Dr. Harken pulled a stainless steel stool and sat. “What fallacy is that?”

Bob’s smile vanished. “You say that you restrain me and watch over me so that I will do myself no harm. You insist that I’m not well and that I need adequate protection.” He paused as the good doctor read the most recent section of notes. “You say that my life is precious, and to prove it to me you take my life away.”

“We don’t want you to hurt yourself, Bob.” Dr. Harken circled a section of the page and made new notes. “We want you to be a healthy, happy member of society.”

Bob shook his head. “I don’t want your society, you cunt.”

The doctor set the clipboard aside. “What do you want, Bob?”
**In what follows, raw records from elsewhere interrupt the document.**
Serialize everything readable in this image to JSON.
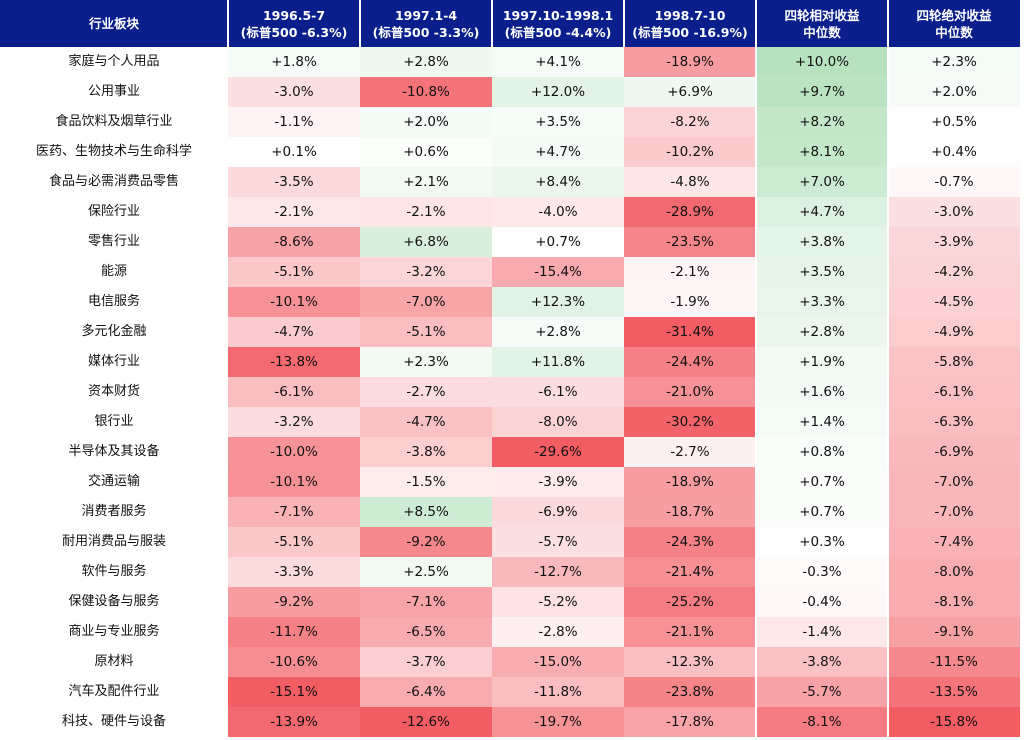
{
  "chart_data": {
    "type": "heatmap",
    "corner_label": "行业板块",
    "columns": [
      {
        "line1": "1996.5-7",
        "line2": "(标普500 -6.3%)"
      },
      {
        "line1": "1997.1-4",
        "line2": "(标普500 -3.3%)"
      },
      {
        "line1": "1997.10-1998.1",
        "line2": "(标普500 -4.4%)"
      },
      {
        "line1": "1998.7-10",
        "line2": "(标普500 -16.9%)"
      },
      {
        "line1": "四轮相对收益",
        "line2": "中位数"
      },
      {
        "line1": "四轮绝对收益",
        "line2": "中位数"
      }
    ],
    "unit": "%",
    "rows": [
      {
        "label": "家庭与个人用品",
        "values": [
          1.8,
          2.8,
          4.1,
          -18.9,
          10.0,
          2.3
        ]
      },
      {
        "label": "公用事业",
        "values": [
          -3.0,
          -10.8,
          12.0,
          6.9,
          9.7,
          2.0
        ]
      },
      {
        "label": "食品饮料及烟草行业",
        "values": [
          -1.1,
          2.0,
          3.5,
          -8.2,
          8.2,
          0.5
        ]
      },
      {
        "label": "医药、生物技术与生命科学",
        "values": [
          0.1,
          0.6,
          4.7,
          -10.2,
          8.1,
          0.4
        ]
      },
      {
        "label": "食品与必需消费品零售",
        "values": [
          -3.5,
          2.1,
          8.4,
          -4.8,
          7.0,
          -0.7
        ]
      },
      {
        "label": "保险行业",
        "values": [
          -2.1,
          -2.1,
          -4.0,
          -28.9,
          4.7,
          -3.0
        ]
      },
      {
        "label": "零售行业",
        "values": [
          -8.6,
          6.8,
          0.7,
          -23.5,
          3.8,
          -3.9
        ]
      },
      {
        "label": "能源",
        "values": [
          -5.1,
          -3.2,
          -15.4,
          -2.1,
          3.5,
          -4.2
        ]
      },
      {
        "label": "电信服务",
        "values": [
          -10.1,
          -7.0,
          12.3,
          -1.9,
          3.3,
          -4.5
        ]
      },
      {
        "label": "多元化金融",
        "values": [
          -4.7,
          -5.1,
          2.8,
          -31.4,
          2.8,
          -4.9
        ]
      },
      {
        "label": "媒体行业",
        "values": [
          -13.8,
          2.3,
          11.8,
          -24.4,
          1.9,
          -5.8
        ]
      },
      {
        "label": "资本财货",
        "values": [
          -6.1,
          -2.7,
          -6.1,
          -21.0,
          1.6,
          -6.1
        ]
      },
      {
        "label": "银行业",
        "values": [
          -3.2,
          -4.7,
          -8.0,
          -30.2,
          1.4,
          -6.3
        ]
      },
      {
        "label": "半导体及其设备",
        "values": [
          -10.0,
          -3.8,
          -29.6,
          -2.7,
          0.8,
          -6.9
        ]
      },
      {
        "label": "交通运输",
        "values": [
          -10.1,
          -1.5,
          -3.9,
          -18.9,
          0.7,
          -7.0
        ]
      },
      {
        "label": "消费者服务",
        "values": [
          -7.1,
          8.5,
          -6.9,
          -18.7,
          0.7,
          -7.0
        ]
      },
      {
        "label": "耐用消费品与服装",
        "values": [
          -5.1,
          -9.2,
          -5.7,
          -24.3,
          0.3,
          -7.4
        ]
      },
      {
        "label": "软件与服务",
        "values": [
          -3.3,
          2.5,
          -12.7,
          -21.4,
          -0.3,
          -8.0
        ]
      },
      {
        "label": "保健设备与服务",
        "values": [
          -9.2,
          -7.1,
          -5.2,
          -25.2,
          -0.4,
          -8.1
        ]
      },
      {
        "label": "商业与专业服务",
        "values": [
          -11.7,
          -6.5,
          -2.8,
          -21.1,
          -1.4,
          -9.1
        ]
      },
      {
        "label": "原材料",
        "values": [
          -10.6,
          -3.7,
          -15.0,
          -12.3,
          -3.8,
          -11.5
        ]
      },
      {
        "label": "汽车及配件行业",
        "values": [
          -15.1,
          -6.4,
          -11.8,
          -23.8,
          -5.7,
          -13.5
        ]
      },
      {
        "label": "科技、硬件与设备",
        "values": [
          -13.9,
          -12.6,
          -19.7,
          -17.8,
          -8.1,
          -15.8
        ]
      }
    ],
    "colors": {
      "header_bg": "#0b1f8c",
      "header_text": "#ffffff",
      "positive": "#5fbf70",
      "negative": "#f0464e",
      "neutral": "#ffffff"
    }
  }
}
Bob coughed out half a laugh. “I want to leave this place, all of it. I want this planet to erode into the primordial cesspool that it evolved from. I want mountains to spew their molten blood over every inch of green that pumps oxygen into the air. I want your children, and their children, to suffer from incurable infertility. I want the whole living charade to come right on down, swallowed whole by a burning sun, torn into darkness by the Big Rip, sundered into pieces as if the whole had never been. I want the freedom to make the one decision that truly matters in life.”

“And what decision is that?” asked the doctor.
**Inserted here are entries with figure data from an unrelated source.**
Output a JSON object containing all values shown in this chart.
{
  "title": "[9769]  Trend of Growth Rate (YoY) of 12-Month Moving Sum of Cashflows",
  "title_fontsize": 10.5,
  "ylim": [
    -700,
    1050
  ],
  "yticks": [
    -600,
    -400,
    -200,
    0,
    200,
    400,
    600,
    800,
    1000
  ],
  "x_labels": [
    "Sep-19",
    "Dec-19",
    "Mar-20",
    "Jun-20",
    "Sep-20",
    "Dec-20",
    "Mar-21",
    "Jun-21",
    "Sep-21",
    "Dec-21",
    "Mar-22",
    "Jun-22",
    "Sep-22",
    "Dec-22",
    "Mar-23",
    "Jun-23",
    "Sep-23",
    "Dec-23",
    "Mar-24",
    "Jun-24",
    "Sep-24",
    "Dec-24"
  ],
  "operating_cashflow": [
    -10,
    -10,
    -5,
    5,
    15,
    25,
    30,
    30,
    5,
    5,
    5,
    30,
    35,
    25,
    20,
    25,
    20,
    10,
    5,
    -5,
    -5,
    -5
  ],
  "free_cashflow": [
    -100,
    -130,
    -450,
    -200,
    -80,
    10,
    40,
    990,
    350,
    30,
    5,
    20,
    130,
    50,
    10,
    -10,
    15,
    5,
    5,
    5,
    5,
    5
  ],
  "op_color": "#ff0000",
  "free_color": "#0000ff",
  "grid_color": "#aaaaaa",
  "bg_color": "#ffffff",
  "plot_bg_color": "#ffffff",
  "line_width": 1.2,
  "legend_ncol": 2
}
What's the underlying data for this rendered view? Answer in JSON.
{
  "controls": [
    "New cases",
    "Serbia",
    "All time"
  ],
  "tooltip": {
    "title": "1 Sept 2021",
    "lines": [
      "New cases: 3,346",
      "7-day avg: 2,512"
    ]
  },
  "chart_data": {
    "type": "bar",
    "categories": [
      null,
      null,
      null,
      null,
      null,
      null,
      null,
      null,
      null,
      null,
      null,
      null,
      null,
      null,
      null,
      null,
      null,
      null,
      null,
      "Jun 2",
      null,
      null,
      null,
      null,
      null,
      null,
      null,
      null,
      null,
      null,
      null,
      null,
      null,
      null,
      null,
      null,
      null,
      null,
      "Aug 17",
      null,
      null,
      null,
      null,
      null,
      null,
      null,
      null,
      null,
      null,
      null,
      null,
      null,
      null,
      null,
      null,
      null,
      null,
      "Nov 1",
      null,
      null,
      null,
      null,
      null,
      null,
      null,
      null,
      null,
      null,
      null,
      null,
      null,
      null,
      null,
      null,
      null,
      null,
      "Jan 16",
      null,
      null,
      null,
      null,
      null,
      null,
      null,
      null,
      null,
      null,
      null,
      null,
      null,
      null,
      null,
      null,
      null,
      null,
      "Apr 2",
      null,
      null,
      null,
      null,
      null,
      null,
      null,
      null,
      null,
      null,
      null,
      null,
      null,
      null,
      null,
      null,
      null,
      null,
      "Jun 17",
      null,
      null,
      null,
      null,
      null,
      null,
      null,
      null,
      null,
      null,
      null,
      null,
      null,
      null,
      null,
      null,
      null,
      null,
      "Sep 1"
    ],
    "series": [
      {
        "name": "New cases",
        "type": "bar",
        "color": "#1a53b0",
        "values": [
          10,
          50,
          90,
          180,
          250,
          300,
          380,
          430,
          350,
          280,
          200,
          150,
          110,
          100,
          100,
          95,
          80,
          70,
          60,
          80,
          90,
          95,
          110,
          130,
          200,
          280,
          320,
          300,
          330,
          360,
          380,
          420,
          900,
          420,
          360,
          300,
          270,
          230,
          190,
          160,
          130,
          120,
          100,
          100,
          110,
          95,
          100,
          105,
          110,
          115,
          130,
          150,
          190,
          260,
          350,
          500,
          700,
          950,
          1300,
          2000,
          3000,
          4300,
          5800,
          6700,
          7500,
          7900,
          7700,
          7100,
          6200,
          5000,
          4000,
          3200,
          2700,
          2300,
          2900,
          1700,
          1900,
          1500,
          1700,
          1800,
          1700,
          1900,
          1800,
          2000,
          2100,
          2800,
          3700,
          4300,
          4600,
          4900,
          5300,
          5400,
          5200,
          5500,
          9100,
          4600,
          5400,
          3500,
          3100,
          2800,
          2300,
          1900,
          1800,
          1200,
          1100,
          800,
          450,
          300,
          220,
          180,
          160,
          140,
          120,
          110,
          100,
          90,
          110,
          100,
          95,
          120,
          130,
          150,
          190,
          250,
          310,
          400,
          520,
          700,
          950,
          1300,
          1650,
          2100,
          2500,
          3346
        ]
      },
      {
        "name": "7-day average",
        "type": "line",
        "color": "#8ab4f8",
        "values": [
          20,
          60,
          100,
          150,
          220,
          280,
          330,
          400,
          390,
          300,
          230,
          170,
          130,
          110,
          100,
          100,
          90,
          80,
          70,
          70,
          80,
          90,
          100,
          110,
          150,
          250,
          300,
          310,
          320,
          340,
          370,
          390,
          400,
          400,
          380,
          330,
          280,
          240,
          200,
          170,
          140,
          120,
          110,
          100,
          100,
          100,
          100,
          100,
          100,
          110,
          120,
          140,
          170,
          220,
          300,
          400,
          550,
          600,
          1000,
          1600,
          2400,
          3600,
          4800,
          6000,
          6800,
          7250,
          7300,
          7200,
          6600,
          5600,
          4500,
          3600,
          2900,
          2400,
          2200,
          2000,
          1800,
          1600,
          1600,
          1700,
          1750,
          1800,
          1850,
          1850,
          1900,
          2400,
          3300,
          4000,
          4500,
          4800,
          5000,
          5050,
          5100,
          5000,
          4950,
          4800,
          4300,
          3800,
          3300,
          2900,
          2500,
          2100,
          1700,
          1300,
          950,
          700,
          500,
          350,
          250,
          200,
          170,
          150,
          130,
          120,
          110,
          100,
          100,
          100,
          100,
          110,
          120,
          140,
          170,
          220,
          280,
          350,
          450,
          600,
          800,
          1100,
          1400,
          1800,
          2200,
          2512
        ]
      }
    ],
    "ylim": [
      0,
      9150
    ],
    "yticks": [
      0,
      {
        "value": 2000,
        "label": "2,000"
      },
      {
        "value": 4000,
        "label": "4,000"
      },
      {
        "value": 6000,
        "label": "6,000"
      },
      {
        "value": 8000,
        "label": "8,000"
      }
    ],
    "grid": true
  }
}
“Suicide, you stupid man.”

Dr. Harken sighed. “Why is suicide the only decision that matters in life?”

Bob smiled again. It was a broader, happier smile. “Because you’re either in or out. Should you decide that life is simply not worth living, then no other question applies. Should you decide that the struggle is worth carrying on, then the struggle has become irrelevant.”

Dr. Harken reached over and tightened a metal clasp. “And what’s your choice, Bob? What do you decide?”

Bob looked at the long white sleeves restraining his arms. “That doesn’t quite seem to matter at this point, does it?”